In September 2020, the Compound team released the list of actions that were taken since the distribution of COMP began in June:
- 15 governance proposals were created; 12 were implemented
- A new interest rate model was developed by Dharma.io, and deployed for the DAI and USDT markets
- The Augur team spearheaded risk management changes for REP, during the upgrade to REPv2
- COMP token-holders voted to change the protocol’s price oracle to the Open Price Feed, an open-source project where a set of reporters sign price data that can be posted on-chain by any Ethereum address - and which doesn’t rely on the team
- The community built an entirely new feature, market-level Borrowing Caps, to limit risk to the protocol
- Autonomous Proposals were created, which allow anybody with 100 COMP to gather support for a Governance proposal
Coinbase Pro announced that they would be listing the COMP token on June 25th, 2020. Over 10% of the total supply of USDC, the stablecoin created by Circle and Coinbase, was locked on Compound. The announcement caused the market cap of Compound to spike around $2 billion dollars. After the announcement, but before the listing, the token price reached an all-time high of $371. 
- Robert Leshner (CEO): Chartered Financial Analyst, former economist, and founder of two software startups.
- Geoffrey Hayes (CTO): Maintainer of Exthereum, technology founder of two startups, led Core Services at Postmates.
- Torrey Atcitty (Application Lead): Led mobile development at Postmates, Kahuna, and Aha Mobile.
- Calvin Liu (Strategy Lead): Previously analytics at Gusto, advisor to digital currency startups at Promontory, and long-time crypto investor.
- Coburn Berry (Senior Engineer): Experienced web stack engineer from The RealReal; previously an attorney.
- Jared Flatow (Senior Engineer): Diverse background in distributed systems; previously Nokia Research, AdRoll, Caffeine, et al.

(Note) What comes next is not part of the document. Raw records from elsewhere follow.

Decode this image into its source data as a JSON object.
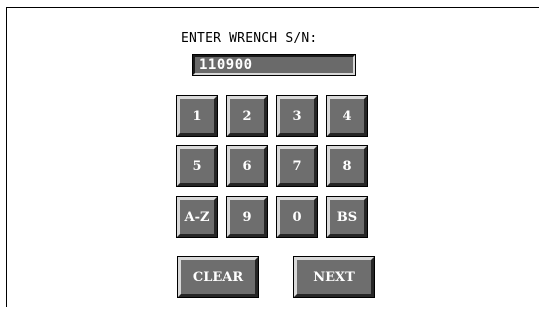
{
  "prompt": {
    "label": "ENTER WRENCH S/N:"
  },
  "serial_input": {
    "value": "110900"
  },
  "keypad": {
    "row1": [
      "1",
      "2",
      "3",
      "4"
    ],
    "row2": [
      "5",
      "6",
      "7",
      "8"
    ],
    "row3": [
      "A-Z",
      "9",
      "0",
      "BS"
    ]
  },
  "actions": {
    "clear_label": "CLEAR",
    "next_label": "NEXT"
  }
}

- Jayson Hobby (Head of Design): Led product design for Coinbase Pro and Coinbase Custody; previously Otto / Uber Freight, agencies.
- Jake Chervinsky (General Counsel): Lawyer. Twitter pro. Former litigator and compliance counsel at Kobre & Kim and Baker McKenzie.
- Max Wolff (Software Engineer): Open finance enthusiast. Former co-founder of Marble Protocol. Economics at Stanford.
- Mykel Pereira (Software Engineer): Full-stack engineer. Former co-founder of Marble Protocol and Haywheel (YC S16).
- Kway Ohene (Head of Talent): Experienced team-builder and recruiting lead.
- Adam Bavosa (Developer Relations Lead): Previously led developer relations at PubNub. Software engineer. Growth hacker.
- Nick Martitsch (Business Development): Previously led business development and fundraising initiatives at Pantera Capital. Economics at UCSB.
- Wayne Nilsen (Senior Engineer): Backend engineer. Previously at Poloniex. Quantitative finance derivatives pricing background.
- Antonina Norair (Senior Engineer): Blockchain & Backend engineering, formerly at ConsenSys, OTCXN.
Compound has a total of four funding rounds with a total amount of $70.8 million. The project raised $8.2 million in a seed round, where lead investors included Andreessen Horowitz, Bain Capital Ventures, and Polychain. They raised a $25 million Series A funding round, which was led by Andreessen Horowitz. They also received $1 million in USDC from Coinbase’s “USDC Bootstrap Fund.” In 2020, a Venture Round took place, and in 2022, a total of $37.6 million was raised through a Debt Financing round.